La FSA déplore que les auteurs de l’étude aient commis une erreur dans l’application d’un modèle de risques « déjà suspect», tout en omettant de prendre en compte les aspects bénéfiques du poisson sur le plan nutritionnel. Un point également signalé par l’AFSSA, qui conclut à « la non nécessité de revenir sur ses évaluations et recommandations antérieures au seul vu de cette étude». L’Agence profite même de cette opportunité pour insister sur les bienfaits de la consommation de poisson « au moins deux fois par semaine, en alternant les espèces (grasses et non grasses), afin de bénéficier des effets protecteurs des acides oméga-3». Jointe hier par téléphone, l’Agence Française de Sécurité Sanitaire des Aliments nous indiquait que les résultats publiés dans Science étaient totalement cohérents avec ceux des plans de surveillance menés par le ministère de l’Agriculture, chiffres eux-mêmes situés en dessous de la teneur maximale européenne.
Aucun danger donc pour les Français, qui consomment environ 2 kilos de saumon par personne et par an (première espèce avec 15% des parts de marché, devant le cabillaud, le lieu et la sole).
Des résultats qui n’apportent rien de neuf
Les auteurs de l’étude ont alors peut-être cru se trouver un allié en la personne de Per Ola Darnerud, toxicologue à l’autorité suédoise de l’alimentation. M. Darnerud ne niait pas que « le saumon d’élevage présente des niveaux de toxicité plus élevés que le sauvage», comme il le déclarait vendredi. Mais il ne cautionnait pas pour autant les conclusions américano-canadiennes, en ajoutant que « ces résultats étaient déjà bien connus et sont en deçà des seuils admis. Cette étude ne nous apprend rien de nouveau, et nous ne voyons donc aucune raison de mettre les consommateurs en garde».
Dans ce qui ressemble à un conflit Europe-Amérique, on peut même trouver une pointe d’ironie dans la décision de la FDA (Food and Drug Administration). L’organisme américain chargé du contrôle des produits alimentaires juge en effet « qu’il n’y a pas de raison de s’inquiéter sur les risques cancérigènes du saumon d’élevage ». Un coup dur pour les auteurs de l’étude, puisque la FDA va même plus loin en déclarant par la voix d’un responsable « souhaiter que les gens mangent plus de saumon». Si cette étude semble donc infondée quand à ses conclusions, restent à connaître les raisons de la publication, qui tombe à point nommé, au moment où les Américains, premiers pêcheurs de saumon sauvage au monde, tentent de pénétrer le marché européen.

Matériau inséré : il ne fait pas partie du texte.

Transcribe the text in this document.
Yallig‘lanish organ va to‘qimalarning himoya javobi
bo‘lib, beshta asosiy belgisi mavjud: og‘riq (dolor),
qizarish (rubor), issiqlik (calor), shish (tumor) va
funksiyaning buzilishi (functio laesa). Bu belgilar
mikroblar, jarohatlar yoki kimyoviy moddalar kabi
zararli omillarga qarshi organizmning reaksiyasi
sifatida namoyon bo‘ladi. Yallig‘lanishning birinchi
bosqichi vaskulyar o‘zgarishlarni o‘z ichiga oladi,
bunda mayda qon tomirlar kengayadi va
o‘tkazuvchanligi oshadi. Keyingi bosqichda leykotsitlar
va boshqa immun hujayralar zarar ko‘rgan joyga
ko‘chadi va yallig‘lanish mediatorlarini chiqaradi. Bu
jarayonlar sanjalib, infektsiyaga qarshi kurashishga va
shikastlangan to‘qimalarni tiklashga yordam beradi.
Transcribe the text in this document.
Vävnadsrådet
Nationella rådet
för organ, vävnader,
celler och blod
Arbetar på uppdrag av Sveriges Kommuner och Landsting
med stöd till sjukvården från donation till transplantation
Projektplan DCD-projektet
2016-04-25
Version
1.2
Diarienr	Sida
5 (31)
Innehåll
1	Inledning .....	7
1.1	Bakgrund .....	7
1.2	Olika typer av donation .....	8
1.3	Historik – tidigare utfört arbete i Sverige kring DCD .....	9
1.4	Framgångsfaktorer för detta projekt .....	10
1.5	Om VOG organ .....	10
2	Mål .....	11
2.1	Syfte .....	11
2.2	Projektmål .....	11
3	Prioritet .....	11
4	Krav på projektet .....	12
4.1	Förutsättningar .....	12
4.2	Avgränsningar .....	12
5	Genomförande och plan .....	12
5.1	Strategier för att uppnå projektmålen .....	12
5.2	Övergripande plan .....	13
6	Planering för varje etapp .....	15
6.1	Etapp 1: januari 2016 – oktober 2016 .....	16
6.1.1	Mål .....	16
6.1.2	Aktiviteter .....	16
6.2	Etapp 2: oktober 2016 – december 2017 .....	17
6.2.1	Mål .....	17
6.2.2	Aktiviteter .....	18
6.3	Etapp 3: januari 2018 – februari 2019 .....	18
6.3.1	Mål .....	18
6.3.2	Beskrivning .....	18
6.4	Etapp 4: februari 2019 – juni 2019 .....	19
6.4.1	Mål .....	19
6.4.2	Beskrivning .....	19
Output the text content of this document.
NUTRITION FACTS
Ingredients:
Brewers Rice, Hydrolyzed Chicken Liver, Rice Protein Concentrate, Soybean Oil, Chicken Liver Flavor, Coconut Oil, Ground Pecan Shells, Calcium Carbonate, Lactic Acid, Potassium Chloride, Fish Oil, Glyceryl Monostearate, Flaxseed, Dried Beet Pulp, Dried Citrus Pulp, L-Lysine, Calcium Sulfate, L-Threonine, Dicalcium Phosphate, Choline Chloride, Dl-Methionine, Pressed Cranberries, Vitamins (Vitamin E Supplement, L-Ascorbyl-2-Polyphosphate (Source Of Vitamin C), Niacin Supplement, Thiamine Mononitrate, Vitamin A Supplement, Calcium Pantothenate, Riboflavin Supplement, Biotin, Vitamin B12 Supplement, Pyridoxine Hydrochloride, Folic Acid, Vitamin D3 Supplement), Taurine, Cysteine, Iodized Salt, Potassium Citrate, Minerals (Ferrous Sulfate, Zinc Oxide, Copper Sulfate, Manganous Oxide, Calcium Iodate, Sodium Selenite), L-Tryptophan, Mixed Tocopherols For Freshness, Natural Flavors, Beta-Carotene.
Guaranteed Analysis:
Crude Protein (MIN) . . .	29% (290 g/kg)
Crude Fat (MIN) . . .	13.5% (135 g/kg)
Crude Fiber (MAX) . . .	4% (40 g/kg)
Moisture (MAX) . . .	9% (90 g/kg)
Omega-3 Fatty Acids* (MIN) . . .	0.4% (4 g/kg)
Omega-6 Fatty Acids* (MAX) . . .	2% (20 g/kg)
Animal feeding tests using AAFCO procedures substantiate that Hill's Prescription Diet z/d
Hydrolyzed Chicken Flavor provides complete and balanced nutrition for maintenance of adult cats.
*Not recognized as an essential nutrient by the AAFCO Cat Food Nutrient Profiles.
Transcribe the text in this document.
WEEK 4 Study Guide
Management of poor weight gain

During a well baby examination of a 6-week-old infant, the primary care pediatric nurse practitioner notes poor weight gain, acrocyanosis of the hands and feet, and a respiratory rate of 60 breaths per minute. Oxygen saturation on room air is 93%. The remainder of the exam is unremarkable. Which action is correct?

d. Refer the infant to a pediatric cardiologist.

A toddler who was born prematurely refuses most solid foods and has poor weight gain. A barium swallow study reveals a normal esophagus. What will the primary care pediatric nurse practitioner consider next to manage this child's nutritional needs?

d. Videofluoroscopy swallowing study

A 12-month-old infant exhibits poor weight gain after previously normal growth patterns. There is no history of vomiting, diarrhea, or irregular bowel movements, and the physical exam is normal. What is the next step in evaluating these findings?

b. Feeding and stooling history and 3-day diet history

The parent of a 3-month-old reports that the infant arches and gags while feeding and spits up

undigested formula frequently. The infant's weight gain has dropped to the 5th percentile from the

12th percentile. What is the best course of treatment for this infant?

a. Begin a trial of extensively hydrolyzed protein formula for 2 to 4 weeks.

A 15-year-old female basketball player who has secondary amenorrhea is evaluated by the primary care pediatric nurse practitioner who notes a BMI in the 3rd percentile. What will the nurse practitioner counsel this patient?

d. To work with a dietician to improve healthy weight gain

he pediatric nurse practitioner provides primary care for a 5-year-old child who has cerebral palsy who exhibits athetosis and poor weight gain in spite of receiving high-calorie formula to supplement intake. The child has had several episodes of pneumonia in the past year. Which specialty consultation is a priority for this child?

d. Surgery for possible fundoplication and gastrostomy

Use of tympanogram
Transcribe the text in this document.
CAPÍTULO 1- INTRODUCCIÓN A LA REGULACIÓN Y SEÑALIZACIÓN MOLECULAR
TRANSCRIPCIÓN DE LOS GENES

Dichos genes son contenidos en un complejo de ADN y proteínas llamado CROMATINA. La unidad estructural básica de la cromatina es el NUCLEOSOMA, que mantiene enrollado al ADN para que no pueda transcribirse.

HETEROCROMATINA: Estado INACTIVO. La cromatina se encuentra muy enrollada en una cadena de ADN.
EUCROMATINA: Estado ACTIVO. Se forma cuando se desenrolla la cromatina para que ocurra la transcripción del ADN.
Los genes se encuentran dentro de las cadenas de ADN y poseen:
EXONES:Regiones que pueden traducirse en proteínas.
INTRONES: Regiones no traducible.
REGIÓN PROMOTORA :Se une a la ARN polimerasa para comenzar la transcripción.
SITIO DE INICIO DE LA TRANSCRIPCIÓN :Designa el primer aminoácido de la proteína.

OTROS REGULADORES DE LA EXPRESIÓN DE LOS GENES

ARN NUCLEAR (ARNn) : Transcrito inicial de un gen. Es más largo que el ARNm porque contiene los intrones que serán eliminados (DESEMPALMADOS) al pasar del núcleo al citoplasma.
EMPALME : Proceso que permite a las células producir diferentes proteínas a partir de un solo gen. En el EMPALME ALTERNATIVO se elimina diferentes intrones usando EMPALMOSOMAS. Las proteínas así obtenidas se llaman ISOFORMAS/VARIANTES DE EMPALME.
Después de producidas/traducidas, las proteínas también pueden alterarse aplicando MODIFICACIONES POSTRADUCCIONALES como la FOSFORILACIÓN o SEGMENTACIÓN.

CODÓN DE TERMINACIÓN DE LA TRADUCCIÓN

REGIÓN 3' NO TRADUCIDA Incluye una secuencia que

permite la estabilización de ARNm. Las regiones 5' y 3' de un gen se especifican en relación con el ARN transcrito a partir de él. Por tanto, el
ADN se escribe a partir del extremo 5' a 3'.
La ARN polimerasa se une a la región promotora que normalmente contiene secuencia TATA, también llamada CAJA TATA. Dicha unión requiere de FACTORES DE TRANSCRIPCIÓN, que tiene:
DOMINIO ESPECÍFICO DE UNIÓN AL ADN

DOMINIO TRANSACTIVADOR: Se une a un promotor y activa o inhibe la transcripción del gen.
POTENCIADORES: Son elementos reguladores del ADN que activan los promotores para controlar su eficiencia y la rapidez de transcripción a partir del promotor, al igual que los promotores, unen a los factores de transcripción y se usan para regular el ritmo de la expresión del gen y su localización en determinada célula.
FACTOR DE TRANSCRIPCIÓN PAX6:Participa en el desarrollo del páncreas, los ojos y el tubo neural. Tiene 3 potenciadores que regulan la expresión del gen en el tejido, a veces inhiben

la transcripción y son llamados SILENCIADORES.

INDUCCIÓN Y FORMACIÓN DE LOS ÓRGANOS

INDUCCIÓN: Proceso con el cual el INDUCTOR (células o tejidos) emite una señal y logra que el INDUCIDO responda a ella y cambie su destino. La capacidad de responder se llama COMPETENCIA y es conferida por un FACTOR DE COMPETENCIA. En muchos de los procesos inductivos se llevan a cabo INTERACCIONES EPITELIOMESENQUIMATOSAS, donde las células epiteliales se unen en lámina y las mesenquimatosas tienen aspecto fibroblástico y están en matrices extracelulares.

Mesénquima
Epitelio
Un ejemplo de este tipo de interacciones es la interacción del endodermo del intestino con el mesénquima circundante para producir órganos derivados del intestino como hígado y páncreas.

Le jeu en vaut sûrement la chandelle, avec une progression annuelle de 15% en moyenne, et ce depuis 10 ans. Dans ces conditions, les recommandations publiées dans Science prennent une autre signification, puisqu’elles demandent notamment que la mention « saumon d’élevage » apparaisse sur l’emballage du produit, ainsi que le pays d’origine du poisson. Une demande orientée en faveur du poisson sauvage, et donc une manière comme une autre de promouvoir le saumon américain. À ce sujet, l’AFSSA n’a pas désiré nous faire de commentaires. Mais les remous qui ont suivi la publication de l’ étude n’ont pas été perdus pour tout le monde, dans une période ou l’argument santé prend de plus en plus d’importance. En somme, un vaste coup de pub sur fond de bataille d’experts.